Barry, a metro councilwoman, ended up cruising to a 10-percentage point victory Thursday over hedge fund manager David Fox, who had had embraced conservative voters while trying to paint his opponent as too focused on social issues. Fox also ran radio ads labeling Barry and husband, Bruce, as anti-Christian, and sought to blame her for past property tax increases and the city’s worsening traffic.
“I don’t have any regrets,” Fox said in his concession speech. “We left it all on the field and ran a very aggressive campaign.”
Barry, who officiated the city’s first gay marriage following the U.S. Supreme Court decision striking down Tennessee’s ban, never shied from her “strong progressive” positions in a city that last year voted 2-to-1 against giving state lawmakers more power to regulate abortion, twice overwhelmingly voted for President Barack Obama and in 2009 soundly rejected requiring all government business be done in English.
In the closing days of the race, Barry heavily courted African-American voters to help seal her victory.
In her victory speech, Barry praised her husband and supporters for staying “above the fray.” She said her goals as mayor will be improve transit, public education and affordable housing.
“Our working families need a mayor who is going to create prosperity for everyone,” she said.
Barry succeeds term-limited Mayor Karl Dean on Sept. 25. She will become the seventh mayor since the city of Nashville merged with Davidson County in 1963.
Fox said he would work to reconcile with Barry after an increasingly acrimonious campaign. Fox had raised eyebrows in Nashville for touting the endorsements of Republicans like state Sen.

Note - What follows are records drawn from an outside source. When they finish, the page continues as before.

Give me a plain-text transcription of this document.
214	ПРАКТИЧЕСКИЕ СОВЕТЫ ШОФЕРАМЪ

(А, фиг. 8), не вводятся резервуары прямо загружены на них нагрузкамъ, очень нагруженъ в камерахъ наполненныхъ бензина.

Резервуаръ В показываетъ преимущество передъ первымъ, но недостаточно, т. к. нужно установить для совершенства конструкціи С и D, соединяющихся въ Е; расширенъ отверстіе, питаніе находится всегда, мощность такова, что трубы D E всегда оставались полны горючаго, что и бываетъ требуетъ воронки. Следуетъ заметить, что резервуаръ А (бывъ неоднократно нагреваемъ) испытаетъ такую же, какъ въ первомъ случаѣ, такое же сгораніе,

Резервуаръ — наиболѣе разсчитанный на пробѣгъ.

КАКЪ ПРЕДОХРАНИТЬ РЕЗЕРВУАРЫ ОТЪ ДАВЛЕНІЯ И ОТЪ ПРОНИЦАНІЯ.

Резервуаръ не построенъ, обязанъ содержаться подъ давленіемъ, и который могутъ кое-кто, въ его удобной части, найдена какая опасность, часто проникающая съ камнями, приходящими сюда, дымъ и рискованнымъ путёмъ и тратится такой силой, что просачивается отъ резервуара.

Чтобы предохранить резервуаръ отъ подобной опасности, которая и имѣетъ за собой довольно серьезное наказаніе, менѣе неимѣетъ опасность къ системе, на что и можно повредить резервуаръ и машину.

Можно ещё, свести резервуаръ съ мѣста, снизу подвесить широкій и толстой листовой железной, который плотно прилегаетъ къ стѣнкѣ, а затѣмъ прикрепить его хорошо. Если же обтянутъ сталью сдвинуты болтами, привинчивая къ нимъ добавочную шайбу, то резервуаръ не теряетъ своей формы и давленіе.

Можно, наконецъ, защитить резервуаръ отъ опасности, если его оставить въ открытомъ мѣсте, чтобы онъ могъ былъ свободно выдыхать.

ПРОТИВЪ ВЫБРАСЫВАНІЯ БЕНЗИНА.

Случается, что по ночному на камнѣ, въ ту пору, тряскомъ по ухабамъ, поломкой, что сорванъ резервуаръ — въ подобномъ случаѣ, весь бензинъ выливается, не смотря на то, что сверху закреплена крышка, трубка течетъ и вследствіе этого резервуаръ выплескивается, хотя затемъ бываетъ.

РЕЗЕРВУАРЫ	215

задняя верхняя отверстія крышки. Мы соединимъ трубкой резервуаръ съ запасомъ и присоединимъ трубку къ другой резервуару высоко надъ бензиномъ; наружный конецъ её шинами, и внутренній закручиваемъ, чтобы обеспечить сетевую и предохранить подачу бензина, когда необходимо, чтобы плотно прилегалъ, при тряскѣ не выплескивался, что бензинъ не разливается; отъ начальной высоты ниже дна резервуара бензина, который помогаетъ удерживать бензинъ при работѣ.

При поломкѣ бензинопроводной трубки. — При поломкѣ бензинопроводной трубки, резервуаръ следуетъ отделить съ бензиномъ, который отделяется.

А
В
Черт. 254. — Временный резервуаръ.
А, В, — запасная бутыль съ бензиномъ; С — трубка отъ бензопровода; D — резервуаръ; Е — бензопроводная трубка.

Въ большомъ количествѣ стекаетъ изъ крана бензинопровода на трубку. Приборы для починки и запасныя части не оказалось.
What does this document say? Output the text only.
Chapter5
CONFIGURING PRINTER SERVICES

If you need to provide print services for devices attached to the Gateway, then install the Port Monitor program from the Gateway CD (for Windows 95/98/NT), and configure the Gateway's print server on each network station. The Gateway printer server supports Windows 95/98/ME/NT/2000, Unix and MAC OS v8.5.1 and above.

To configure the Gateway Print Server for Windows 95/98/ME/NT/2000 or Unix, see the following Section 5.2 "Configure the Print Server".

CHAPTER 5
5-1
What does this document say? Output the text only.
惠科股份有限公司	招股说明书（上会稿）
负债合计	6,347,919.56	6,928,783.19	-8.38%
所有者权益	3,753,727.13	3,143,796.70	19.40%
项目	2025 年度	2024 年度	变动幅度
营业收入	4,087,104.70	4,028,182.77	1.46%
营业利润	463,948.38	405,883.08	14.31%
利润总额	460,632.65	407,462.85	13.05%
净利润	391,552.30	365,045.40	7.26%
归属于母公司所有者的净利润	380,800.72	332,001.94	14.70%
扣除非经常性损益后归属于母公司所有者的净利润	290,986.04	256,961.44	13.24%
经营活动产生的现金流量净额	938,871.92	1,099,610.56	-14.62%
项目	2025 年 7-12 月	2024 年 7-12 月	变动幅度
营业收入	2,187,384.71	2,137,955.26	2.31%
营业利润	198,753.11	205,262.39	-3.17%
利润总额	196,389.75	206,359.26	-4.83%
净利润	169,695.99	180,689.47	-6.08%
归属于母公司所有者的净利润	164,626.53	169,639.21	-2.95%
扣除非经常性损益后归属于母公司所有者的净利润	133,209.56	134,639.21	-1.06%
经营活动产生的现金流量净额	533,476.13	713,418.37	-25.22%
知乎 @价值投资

Jack Johnson and former NASCAR great Darrel Waltrip, both of whom are from neighboring Williamson County.
He also called it a personal attack when Barry criticized his brother, George, for giving $1 million to a super PAC running TV ads in the race.
The state Democratic Party also took the unusual step of getting involved in what is ostensibly a nonpartisan race with radio ads and targeted mailers decrying Fox as a “tea party extremist” and criticizing him as a hedge fund manager who opposes raising the minimum wage.